É surpreendente a maneira como essa luz se irradiou na vida e na missão das Irmãs em Mornese! Em Maria Domingas, principalmente, não houve dicotomia entre o amor a Deus e o amor aos outros, porque nela era clara a certeza da presença de Deus na sua vida e na vida de cada pessoa.
A experiência do amor a “impelia” a amar e querer o verdadeiro bem; a ensinar - com o próprio testemunho - que é importante e possível querer-se bem no espírito do evangelho, e que o afeto recíproco se exprime na simplicidade do cotidiano, através de uma caridade discreta e gratuita.

É significativa a carta que escreve de Nizza Monferrato, em outubro de 1880, às Irmãs da casa de Saint-Cyr-sur-Mer: «Uma filha que ama Jesus, de verdade, combina com todas (C 49).

Essas palavras penetram no nosso coração como um apelo forte e decidido a tornar autênticas, “pascais” as nossas relações.

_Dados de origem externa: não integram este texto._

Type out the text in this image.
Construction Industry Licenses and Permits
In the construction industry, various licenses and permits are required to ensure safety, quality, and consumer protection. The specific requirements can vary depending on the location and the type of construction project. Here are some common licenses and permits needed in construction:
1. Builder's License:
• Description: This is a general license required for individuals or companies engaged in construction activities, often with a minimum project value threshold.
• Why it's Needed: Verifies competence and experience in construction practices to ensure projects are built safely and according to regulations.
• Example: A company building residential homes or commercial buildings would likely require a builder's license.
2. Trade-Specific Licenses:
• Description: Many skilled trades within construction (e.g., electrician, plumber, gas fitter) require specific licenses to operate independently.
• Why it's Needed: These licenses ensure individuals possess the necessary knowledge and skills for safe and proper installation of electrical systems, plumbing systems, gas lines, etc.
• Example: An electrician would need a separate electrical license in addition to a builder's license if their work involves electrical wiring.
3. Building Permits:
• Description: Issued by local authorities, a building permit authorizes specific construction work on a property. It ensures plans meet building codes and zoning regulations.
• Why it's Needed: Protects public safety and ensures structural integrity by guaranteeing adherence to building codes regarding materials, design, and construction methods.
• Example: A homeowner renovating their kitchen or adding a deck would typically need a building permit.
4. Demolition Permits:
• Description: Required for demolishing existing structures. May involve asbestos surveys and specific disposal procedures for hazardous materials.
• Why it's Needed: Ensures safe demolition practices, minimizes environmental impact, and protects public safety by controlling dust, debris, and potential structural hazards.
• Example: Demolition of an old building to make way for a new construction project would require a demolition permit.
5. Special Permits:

Deixemo-nos interpelar seriamente e abramo-nos ao amor que transforma. Só assim nossas comunidades e as comunidades educativas serão uma credível proposta vocacional, sentindo-se responsáveis pelo futuro do carisma.


Este é o meu grande sonho: que cada comunidade testemunhe a ressurreição de Jesus, vivendo – com alegria profunda, sem lamúrias – o mistério pascal, com as exigências e condições que ele impõe. É também o vosso sonho, tenho certeza. Pude constatar isso, encontrando muitas de vocês em várias partes do mundo.

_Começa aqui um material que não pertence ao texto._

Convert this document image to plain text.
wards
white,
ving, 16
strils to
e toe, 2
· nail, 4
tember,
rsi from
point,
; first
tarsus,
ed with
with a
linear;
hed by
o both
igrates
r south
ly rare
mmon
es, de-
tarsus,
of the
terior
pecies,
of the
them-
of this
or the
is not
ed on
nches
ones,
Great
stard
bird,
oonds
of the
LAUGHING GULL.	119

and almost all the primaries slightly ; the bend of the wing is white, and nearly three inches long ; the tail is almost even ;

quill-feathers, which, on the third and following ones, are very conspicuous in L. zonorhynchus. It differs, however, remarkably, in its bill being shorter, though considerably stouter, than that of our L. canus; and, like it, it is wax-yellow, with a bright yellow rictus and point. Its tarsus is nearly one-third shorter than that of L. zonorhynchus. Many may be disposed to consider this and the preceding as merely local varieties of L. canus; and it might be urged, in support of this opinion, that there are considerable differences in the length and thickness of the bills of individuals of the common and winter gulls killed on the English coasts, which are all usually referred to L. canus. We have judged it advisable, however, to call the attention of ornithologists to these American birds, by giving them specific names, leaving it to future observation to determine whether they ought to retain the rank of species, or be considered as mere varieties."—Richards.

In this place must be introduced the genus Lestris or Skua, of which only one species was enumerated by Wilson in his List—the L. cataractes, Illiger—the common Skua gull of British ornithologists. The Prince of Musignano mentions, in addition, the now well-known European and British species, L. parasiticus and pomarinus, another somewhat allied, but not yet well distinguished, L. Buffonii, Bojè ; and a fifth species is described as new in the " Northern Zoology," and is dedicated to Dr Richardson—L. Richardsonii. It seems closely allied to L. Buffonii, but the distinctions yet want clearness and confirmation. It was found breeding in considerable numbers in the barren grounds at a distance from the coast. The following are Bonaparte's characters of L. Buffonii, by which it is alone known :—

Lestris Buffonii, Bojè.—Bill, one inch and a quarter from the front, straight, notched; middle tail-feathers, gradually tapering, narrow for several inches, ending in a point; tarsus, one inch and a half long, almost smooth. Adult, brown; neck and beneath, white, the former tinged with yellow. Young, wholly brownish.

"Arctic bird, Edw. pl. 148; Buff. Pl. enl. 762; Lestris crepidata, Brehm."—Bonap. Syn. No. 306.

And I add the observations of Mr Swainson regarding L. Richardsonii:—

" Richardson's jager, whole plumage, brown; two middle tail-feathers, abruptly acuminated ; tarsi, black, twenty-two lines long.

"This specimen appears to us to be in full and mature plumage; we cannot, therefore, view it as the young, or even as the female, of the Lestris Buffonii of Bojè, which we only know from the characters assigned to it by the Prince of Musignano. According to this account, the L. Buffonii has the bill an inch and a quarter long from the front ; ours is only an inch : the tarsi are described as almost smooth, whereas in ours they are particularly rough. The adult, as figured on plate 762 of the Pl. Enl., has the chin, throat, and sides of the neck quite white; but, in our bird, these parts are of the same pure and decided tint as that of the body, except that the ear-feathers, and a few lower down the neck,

Não devemos ser mulheres ancoradas num passado estático, mas consagradas a Deus num carisma dinâmico, testemunhas da alegria que brota da vida que se apresenta sempre nova, por ser fruto do espírito.

Com muita concretude, Maria Domingas nos indica um percurso: «Tenham coragem, amem-se, compadeçam-se mutuamente, corrijam-se umas às outras, sempre com caridade» (C 56).
Talvez pensemos que - nos nossos dias, numa realidade muito diferente, mais problemática e incerta - essas palavras sejam utópicas... Se entrarmos no nosso coração, com verdade e serenidade, descobriremos uma água pura que jorra fresca, pronta a irrigar nossos dias de bondade, de confiança, de compreensão, de esperança.

Compreendo que, em certas situações, é penoso ser missionárias da esperança. Mas o verdadeiro bem que queremos a nós mesmas e às pessoas próximas e distantes se demonstra justamente quando a dor e o sofrimento nos pregam no mistério da cruz, diante do qual nos sentimos medrosas, frágeis, incapazes.

O sofrimento que encontramos em nosso caminho não é vão; tem um sentido que nem sempre conseguimos decifrar, mas que tem sua razão em Jesus e no seu mistério de amor.

Maria Domingas nos sugere “coragem!”, porque Jesus pode ajudar-nos a melhorar nossos relacionamentos. Não há dicotomia entre o amor a ele e o amor às Irmãs, aos jovens e a todos que encontramos na nossa missão.

O convite a se querer bem é frequente em suas cartas. Parece revelar uma sua preocupação.
A fragilidade e as limitações não tiram da nossa vida a presença do amor e da esperança. Pelo contrário, é na hora da provação que esse valor se consolida e se torna mais luminoso. Então é possível compreender como as Irmãs, as pessoas que mais me “desagradam” podem ser as “mais próximas ” ao meu coração.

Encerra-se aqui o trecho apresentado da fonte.